Parken hat ausschließlich in Park-Nischen außerhalb der Shared-Space-Zone zu erfolgen (Stellplätze REWE, Nischen-Nutzung, Tessiner Straße).
Vorhandene Bäume auf der jetzigen Verkehrsfläche St.-Gotthard-Straße (3 Bäume) sollen an Ort und Stelle erhalten bleiben.
Blindenleitsysteme und akustische Leitsysteme (Vibrationen oder Ansagen „sie stehen vor der Apotheke“)sollen integriert werden.
Die Möblierung, das Aufstellen von Bänken, Fahrradständern, Papierkörben erfolgt zum Schluss.
Zudem soll der Shared-Space-Bereich zur regelfreien Zone erklärt werden.

Bürgergespräche „Mitten im Quartier“ – am 23.09.2011, 16:00 Uhr mit Agnes Alpers Bundestagsabgeordnete (Linke)

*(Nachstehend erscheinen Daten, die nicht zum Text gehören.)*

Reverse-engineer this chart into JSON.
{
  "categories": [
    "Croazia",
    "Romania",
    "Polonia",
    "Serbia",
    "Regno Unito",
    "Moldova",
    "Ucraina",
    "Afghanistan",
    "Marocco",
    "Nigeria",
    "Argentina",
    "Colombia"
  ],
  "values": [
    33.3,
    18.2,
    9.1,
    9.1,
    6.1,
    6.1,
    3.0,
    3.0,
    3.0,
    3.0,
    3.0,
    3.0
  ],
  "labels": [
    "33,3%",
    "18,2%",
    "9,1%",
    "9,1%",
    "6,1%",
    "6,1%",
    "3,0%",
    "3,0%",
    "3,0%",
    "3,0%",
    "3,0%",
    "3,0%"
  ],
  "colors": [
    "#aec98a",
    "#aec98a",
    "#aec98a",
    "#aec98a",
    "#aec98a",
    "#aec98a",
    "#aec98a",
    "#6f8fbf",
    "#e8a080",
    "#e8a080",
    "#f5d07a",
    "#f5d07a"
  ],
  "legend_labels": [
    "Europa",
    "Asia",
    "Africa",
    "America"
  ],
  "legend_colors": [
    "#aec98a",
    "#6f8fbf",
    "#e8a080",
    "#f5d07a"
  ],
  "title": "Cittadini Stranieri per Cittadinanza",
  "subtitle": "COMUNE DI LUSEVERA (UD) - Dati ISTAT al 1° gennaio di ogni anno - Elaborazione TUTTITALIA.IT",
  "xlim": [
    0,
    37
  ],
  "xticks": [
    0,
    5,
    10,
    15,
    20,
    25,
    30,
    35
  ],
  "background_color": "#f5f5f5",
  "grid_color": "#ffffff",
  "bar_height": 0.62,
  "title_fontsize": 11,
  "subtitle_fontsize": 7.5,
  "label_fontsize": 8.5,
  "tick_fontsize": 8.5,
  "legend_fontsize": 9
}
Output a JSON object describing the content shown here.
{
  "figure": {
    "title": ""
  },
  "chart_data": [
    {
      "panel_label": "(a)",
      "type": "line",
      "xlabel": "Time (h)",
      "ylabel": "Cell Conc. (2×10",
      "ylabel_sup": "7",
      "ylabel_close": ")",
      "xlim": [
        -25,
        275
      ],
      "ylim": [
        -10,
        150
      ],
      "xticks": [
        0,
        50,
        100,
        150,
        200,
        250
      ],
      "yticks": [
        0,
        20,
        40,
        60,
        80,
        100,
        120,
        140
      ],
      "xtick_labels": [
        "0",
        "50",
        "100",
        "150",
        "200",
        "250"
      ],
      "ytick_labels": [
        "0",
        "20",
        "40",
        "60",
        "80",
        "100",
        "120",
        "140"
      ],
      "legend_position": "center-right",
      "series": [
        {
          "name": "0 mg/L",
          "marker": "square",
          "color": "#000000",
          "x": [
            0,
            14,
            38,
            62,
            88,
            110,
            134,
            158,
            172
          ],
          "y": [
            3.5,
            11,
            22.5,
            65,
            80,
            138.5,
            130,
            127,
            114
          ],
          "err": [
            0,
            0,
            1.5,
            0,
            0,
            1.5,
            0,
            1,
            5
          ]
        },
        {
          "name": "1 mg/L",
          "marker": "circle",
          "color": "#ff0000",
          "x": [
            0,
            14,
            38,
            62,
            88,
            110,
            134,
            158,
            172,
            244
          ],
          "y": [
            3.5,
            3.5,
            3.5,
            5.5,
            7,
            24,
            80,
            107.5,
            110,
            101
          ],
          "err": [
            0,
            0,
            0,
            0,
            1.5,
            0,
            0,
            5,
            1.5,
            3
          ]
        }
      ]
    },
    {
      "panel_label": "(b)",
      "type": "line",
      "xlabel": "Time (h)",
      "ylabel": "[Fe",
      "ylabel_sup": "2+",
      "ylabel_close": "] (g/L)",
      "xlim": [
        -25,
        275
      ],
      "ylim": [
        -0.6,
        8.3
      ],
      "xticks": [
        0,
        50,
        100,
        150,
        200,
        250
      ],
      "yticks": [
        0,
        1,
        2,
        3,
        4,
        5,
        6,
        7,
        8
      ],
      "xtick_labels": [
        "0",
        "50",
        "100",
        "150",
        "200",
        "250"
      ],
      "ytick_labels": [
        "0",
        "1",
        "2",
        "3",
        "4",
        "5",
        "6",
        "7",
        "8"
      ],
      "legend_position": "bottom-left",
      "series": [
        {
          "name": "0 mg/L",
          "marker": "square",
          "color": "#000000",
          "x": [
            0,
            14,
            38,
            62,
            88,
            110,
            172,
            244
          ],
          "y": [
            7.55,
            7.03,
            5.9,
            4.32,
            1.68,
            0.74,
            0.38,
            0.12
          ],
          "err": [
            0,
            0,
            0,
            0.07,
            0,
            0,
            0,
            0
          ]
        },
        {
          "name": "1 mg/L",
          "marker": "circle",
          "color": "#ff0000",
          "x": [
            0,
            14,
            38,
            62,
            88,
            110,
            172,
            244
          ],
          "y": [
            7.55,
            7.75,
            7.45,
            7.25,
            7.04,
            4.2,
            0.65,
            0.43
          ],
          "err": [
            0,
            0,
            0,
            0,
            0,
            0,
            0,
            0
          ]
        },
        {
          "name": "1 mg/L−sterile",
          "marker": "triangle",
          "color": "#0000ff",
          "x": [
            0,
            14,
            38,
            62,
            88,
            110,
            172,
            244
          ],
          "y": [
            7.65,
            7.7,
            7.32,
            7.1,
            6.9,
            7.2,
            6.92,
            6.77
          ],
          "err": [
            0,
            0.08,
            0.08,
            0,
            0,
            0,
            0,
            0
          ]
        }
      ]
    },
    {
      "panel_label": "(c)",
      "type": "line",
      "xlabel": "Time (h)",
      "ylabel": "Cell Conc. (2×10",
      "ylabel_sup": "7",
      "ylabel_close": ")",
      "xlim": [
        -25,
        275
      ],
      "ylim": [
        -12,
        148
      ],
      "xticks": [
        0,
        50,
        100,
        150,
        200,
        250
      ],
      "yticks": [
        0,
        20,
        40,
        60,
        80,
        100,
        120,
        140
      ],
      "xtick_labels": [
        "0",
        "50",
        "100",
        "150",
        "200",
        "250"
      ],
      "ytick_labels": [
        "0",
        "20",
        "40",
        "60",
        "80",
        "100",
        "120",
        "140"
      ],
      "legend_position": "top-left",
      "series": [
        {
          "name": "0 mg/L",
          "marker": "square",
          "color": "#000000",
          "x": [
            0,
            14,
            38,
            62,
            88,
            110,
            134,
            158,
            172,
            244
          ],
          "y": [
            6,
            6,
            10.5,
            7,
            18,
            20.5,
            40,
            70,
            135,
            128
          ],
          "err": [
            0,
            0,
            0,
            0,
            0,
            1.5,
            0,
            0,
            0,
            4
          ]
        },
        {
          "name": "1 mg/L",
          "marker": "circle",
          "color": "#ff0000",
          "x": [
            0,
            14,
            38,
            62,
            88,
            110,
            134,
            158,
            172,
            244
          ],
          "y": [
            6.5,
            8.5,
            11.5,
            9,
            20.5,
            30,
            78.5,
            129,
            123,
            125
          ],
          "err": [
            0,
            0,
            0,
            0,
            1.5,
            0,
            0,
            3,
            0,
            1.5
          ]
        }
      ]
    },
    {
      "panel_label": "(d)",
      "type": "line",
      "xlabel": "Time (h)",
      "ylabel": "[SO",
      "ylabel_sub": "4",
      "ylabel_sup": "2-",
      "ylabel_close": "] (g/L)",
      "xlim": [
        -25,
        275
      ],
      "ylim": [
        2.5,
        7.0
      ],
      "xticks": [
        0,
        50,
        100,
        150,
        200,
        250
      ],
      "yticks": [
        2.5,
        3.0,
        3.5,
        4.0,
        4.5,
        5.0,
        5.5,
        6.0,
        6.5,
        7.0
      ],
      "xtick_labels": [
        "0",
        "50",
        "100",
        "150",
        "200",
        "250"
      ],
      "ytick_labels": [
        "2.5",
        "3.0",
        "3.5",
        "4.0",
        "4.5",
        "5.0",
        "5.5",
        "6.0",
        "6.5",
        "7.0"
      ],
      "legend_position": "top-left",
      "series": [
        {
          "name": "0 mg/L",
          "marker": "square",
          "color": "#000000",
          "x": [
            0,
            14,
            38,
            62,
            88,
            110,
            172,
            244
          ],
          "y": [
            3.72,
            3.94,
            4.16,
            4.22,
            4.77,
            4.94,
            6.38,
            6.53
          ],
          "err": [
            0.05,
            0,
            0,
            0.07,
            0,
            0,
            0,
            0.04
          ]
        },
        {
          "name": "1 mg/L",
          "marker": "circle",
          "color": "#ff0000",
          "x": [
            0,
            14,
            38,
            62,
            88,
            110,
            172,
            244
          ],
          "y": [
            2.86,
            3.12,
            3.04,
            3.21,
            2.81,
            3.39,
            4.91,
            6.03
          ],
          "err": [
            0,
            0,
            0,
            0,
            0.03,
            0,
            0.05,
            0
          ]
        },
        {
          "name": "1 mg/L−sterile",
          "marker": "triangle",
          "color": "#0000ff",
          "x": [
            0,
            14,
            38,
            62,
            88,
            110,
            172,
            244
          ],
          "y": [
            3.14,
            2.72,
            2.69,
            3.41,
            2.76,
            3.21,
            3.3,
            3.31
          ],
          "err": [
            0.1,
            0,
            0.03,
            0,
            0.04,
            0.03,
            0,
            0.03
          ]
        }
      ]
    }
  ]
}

Dienstag, September 20th, 2011

Wir freuen uns ganz besonders, erstmalig auch eine Bundestagsabgeordnete in unserer Runde Bürgergespräche „Mitten im Quartier“ zu begrüßen. Agnes Alpers wird unser Gast sein.
Agnes Alpers, Diplom-Pädagogin, ist eine Kämpferin für eine bessere Bildungspolitik. Sie unterstützt die Beantragung von Hilfsmitteln für Leistungen aus dem Bildungspaket, ein Thema, für das sicher viele Menschen im Bremer Osten offen sind.
Interessant ist auch ihre Aktionstag – Initiative „Stolpersteine im Alltag“, Bremen barrierefrei machen. Was passt da besser zu der seit Monaten andauernden Shared-Space-Diskussion im Schweizer Viertel!
Nutzen Sie auch am Freitag, 23.09.2011 die Gelegenheit, Ihre Fragen an die Vertreterin der Politik selbst zu richten. Agnes Alpers wird in der Zeit von 16:00 Uhr bis 18:00 Uhr Ihre Fragen beantworten!

Noch einmal Shared-Space-Workshop

Dienstag, September 20th, 2011

Ein letzter Workshop-Termin steht noch aus. Die Gruppe St. Gotthard-Straße trifft sich zur abschließenden Beschlussfassung zum Thema Shared Space am Mittwoch, 21.09.2011, 19:00 Uhr im Ausstellungsraum in der Walliser Straße 15, hinter Eiscafé Pin.